Elle ajoute : « On est vraiment sur un lieu qui est au cœur de la ville, avec une participation des habitants. » Autre différence majeure selon elle, le volonté de faire une exploitation auto-suffisante : « Dans le projet, il y a une grande part qui va être sur la récupération des déchets, c’est-à-dire qu’avec ce que l’on a dans les poubelles, on va pouvoir remettre des terrains en place ».
Les parcelles mises à disposition par la mairie sont en effet situées sur une ancienne carrière de sable remblayée : il y est très difficile de faire pousser quoi ce soit. De quoi pousser les porteurs du projet à envisager une exploitation en permaculture, méthode agricole systémique durable inspirée du fonctionnement naturel des écosystèmes et des anciennes traditions d’exploitation de la terre.

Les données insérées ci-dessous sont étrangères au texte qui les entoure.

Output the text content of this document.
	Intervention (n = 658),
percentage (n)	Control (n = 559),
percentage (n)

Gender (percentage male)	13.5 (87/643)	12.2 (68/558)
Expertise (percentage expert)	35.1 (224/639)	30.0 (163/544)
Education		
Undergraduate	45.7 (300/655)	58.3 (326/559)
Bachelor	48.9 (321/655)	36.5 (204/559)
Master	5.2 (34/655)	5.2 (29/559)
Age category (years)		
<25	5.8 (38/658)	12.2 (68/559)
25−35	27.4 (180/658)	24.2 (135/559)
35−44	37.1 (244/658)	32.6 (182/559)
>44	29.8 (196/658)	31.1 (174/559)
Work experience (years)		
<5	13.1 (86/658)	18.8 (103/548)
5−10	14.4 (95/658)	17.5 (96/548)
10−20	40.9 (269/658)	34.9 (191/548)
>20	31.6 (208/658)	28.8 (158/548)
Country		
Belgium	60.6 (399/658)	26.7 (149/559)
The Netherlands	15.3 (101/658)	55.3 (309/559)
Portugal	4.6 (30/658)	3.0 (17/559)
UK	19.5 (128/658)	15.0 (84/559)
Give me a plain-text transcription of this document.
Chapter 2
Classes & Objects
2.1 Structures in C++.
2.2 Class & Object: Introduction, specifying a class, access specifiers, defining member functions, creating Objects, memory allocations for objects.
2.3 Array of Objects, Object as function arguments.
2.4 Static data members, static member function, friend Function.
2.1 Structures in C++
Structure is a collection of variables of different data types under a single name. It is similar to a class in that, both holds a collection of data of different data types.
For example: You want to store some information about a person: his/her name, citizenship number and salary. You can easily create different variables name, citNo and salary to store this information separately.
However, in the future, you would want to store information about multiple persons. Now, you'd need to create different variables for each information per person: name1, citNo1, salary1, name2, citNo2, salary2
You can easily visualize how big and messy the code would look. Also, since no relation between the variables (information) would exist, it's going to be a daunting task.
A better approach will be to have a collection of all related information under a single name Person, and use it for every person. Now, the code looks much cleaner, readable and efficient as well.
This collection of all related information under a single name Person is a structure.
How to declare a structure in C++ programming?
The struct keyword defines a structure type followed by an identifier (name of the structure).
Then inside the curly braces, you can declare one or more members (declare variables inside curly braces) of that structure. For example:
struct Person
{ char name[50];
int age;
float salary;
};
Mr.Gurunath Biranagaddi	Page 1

« Ce sont des terrains qui sont normalement impropres au maraîchage, explique Alice Bauchet. L’idée est d’avoir un impact environnemental positif en utilisant la matière organique des poubelles pour transformer ce terrain et en faire un nouveau lieu de vie. Cela va permettre de réduire le nombre de camions-poubelles, de recréer de la biodiversité, de recréer du sol, de capter du CO2… ».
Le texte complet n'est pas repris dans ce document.